A study published in July looking at patients in five major hospitals in the state of MA found that people with blood type O were less likely to test positive for COVID-19 than those with other blood types.

The two studies provide further evidence that blood type or blood group may play a major role in a person's susceptibility to infection and their chance of having a severe bout of the disease. If anyone is blood group A, they don't need to start panicking.
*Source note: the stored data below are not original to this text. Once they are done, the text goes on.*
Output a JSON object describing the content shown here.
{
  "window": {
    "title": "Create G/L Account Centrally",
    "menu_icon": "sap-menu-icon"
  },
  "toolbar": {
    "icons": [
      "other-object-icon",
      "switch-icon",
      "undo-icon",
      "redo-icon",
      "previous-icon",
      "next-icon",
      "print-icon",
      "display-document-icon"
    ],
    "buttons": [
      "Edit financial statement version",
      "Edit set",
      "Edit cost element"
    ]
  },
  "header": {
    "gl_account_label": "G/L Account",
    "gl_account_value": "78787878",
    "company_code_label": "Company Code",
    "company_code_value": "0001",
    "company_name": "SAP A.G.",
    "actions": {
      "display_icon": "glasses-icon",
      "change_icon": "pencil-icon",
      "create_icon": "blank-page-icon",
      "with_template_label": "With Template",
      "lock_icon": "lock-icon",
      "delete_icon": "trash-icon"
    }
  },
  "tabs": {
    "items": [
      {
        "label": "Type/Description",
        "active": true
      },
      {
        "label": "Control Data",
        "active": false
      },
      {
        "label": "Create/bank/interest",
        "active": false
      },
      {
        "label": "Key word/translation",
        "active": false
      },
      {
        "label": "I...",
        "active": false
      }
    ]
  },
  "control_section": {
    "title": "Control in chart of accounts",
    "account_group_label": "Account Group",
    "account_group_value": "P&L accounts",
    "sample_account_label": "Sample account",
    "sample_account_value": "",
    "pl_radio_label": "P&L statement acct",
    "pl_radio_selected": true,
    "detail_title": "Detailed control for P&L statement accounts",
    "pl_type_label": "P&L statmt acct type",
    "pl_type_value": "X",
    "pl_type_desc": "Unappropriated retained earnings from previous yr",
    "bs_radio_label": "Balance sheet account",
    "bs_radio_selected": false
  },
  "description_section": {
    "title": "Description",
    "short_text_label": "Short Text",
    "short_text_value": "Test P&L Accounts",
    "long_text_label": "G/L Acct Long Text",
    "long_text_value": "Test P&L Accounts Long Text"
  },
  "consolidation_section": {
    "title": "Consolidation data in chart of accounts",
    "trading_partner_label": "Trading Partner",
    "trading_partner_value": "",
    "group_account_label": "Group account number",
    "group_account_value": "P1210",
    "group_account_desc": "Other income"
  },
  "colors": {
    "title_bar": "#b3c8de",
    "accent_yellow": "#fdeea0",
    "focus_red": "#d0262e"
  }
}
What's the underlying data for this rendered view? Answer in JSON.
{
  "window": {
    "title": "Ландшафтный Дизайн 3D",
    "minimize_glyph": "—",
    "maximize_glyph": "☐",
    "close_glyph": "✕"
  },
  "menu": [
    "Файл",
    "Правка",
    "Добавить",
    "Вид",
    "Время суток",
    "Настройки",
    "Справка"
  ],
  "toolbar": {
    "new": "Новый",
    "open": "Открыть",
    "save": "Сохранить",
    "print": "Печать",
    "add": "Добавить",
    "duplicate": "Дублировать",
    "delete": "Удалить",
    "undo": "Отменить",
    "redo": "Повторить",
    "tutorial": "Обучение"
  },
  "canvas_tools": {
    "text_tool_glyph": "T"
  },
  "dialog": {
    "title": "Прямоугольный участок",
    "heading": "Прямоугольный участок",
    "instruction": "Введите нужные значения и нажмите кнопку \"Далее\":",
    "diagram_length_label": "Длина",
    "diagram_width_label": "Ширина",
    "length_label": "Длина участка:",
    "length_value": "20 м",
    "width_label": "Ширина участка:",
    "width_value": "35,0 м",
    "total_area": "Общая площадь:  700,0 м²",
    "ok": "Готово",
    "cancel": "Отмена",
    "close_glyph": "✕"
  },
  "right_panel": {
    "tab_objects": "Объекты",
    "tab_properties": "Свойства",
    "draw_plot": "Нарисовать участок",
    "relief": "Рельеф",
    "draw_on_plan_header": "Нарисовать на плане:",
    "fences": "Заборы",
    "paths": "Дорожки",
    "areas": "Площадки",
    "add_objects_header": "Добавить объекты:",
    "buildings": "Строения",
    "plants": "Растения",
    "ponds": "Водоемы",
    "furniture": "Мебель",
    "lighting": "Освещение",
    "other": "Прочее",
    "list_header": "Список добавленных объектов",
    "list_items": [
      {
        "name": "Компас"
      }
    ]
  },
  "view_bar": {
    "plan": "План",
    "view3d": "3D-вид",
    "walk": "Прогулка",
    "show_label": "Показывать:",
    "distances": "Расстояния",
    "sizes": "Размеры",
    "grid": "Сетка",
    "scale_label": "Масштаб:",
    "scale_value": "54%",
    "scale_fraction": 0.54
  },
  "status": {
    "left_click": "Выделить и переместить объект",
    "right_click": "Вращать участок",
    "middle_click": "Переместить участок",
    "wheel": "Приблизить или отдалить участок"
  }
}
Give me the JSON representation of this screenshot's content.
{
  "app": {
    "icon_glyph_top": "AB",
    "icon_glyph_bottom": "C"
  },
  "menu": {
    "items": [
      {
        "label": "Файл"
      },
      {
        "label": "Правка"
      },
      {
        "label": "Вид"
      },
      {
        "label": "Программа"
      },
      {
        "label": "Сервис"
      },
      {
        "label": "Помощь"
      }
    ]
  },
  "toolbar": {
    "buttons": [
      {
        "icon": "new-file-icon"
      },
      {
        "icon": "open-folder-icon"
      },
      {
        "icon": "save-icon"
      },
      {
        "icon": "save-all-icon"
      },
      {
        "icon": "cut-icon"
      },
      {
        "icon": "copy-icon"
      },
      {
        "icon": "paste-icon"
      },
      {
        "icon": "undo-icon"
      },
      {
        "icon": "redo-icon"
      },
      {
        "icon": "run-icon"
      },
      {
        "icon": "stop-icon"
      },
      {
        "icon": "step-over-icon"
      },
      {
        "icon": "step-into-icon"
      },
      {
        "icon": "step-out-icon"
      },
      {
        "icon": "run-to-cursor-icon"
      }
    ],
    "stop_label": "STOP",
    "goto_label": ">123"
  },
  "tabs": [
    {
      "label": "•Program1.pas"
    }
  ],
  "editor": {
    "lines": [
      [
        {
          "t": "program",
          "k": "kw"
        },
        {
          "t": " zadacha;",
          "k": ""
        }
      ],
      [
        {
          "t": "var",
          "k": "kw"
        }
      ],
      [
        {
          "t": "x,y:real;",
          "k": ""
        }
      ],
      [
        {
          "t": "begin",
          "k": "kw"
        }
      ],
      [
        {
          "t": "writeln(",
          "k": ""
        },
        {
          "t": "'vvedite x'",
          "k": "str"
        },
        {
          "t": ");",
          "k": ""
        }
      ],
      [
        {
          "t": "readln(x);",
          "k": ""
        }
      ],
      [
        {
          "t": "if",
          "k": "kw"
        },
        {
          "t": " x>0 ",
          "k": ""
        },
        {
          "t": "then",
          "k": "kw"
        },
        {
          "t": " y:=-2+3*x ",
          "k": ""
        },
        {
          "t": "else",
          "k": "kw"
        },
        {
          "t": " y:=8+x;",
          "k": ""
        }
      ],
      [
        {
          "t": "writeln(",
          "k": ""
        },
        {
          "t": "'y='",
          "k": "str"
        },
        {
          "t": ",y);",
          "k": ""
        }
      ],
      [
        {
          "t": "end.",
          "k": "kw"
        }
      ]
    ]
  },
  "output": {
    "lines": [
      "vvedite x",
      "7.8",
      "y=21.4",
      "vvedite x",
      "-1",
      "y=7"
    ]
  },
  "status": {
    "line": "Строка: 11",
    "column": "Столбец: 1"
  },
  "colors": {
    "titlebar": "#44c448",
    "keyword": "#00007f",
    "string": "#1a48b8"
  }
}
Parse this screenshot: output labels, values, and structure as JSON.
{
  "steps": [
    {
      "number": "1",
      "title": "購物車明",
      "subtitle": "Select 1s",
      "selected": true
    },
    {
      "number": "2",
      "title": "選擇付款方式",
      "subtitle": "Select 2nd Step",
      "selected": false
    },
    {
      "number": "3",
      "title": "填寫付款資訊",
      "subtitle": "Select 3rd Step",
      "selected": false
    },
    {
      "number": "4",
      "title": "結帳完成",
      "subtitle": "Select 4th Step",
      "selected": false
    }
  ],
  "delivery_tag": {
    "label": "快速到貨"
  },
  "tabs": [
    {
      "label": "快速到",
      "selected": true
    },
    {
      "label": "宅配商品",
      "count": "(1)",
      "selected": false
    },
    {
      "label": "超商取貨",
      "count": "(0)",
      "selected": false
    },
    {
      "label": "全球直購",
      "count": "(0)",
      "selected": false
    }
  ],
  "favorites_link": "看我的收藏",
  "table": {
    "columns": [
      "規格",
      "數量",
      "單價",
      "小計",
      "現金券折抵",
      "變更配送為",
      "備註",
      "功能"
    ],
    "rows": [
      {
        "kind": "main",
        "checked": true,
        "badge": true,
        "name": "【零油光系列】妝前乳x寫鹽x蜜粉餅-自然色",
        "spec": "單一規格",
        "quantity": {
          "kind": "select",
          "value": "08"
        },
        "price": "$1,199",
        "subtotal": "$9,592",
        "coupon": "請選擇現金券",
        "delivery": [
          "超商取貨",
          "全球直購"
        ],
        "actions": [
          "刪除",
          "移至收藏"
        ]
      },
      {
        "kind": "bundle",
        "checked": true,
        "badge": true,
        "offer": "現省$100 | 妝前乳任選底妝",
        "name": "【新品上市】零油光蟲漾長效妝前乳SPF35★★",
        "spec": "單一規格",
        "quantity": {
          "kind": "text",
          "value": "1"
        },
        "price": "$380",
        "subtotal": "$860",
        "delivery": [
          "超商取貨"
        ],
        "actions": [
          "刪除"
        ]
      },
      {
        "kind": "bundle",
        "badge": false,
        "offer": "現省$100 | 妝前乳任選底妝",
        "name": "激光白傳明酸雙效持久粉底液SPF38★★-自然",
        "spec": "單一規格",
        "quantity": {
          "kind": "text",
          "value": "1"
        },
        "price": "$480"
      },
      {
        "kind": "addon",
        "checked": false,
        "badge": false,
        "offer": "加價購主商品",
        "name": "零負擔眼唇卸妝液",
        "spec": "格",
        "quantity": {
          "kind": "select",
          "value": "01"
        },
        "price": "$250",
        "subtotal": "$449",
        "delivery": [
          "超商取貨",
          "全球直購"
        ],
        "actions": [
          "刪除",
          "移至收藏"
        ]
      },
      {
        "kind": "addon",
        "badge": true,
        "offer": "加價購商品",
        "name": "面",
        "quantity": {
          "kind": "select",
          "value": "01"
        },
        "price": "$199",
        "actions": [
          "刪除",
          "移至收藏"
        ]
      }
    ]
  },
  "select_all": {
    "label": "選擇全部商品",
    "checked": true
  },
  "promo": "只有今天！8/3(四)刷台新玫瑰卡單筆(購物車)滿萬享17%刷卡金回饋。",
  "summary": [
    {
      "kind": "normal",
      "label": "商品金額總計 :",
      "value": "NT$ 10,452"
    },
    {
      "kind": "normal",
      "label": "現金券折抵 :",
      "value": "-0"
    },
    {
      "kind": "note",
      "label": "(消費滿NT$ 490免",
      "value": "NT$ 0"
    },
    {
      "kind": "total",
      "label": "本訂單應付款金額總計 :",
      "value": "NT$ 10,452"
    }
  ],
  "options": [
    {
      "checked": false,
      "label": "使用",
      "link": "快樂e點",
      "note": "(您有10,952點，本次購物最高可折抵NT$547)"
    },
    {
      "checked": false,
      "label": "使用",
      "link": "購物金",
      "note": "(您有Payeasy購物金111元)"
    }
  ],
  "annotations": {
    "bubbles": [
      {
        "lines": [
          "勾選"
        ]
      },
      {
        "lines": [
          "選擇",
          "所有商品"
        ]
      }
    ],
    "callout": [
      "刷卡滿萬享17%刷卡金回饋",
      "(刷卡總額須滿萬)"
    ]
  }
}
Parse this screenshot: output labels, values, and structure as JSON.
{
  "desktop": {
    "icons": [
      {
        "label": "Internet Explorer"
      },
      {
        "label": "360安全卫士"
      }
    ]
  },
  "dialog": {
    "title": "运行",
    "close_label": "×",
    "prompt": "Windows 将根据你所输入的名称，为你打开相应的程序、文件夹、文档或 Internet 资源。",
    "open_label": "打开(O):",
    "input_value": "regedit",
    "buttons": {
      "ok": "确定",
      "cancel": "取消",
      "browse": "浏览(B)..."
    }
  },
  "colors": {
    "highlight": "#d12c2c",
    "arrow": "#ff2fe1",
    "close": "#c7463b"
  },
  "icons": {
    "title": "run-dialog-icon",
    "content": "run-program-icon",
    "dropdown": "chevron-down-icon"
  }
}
By contrast, 44.4 percent of type A tested positive, while in the wider Danish population that blood type makes up 42.4%.

The team found that patients with blood groups A or AB were more likely to require mechanical ventilation, suggesting that they had greater rates of lung injury from COVID-19.

These findings, taken together, suggest that patients in these two blood groups may have an increased risk of organ dysfunction or failure due to COVID-19 than people with blood types O or B.

Regardless of increased blood levels, the use of only IL-6 estimates as a Covid-19 predictor is hampered by a few variables.

While people with blood types A and AB did not have longer overall hospital stays than those with types O or B, they did remain in the intensive care unit (ICU) for a longer average time, which may also signal a greater COVID-19 severity level, the researchers said.

Among the COVID-19 patients, there was a lower percentage of people with blood type O and higher percentages of those with with types A, B and AB.

Health officials have estimated that 60,000 people could be suffering with long-term after effects of COVID-19.

As the pandemic continues, the global biomedical research community is working urgently to identify risk factors and potential therapeutic targets.

"We demonstrate that blood group O is significantly associated with reduced susceptibility to SARS-CoV-2 infection", said the study published Wednesday on Blood Advances, a peer-reviewed medical journal of the American Society of Hematology.

Blood donation organisation Australian Red Cross says that 40 per cent of the Australian population has O blood type making it the most common group.

It also showed they were more vulnerable to infection and tended to develop more severe symptoms.

These new outcomes are similar conclusions about Type O blood detected in earlier research, generating a clearer picture of one specific coronavirus risk aspect.

Advice is still to wash your hands and follow the guidelines issued by authorities - whatever your blood type. "And even if you're blood type O, you're not free to go to the pubs and bars".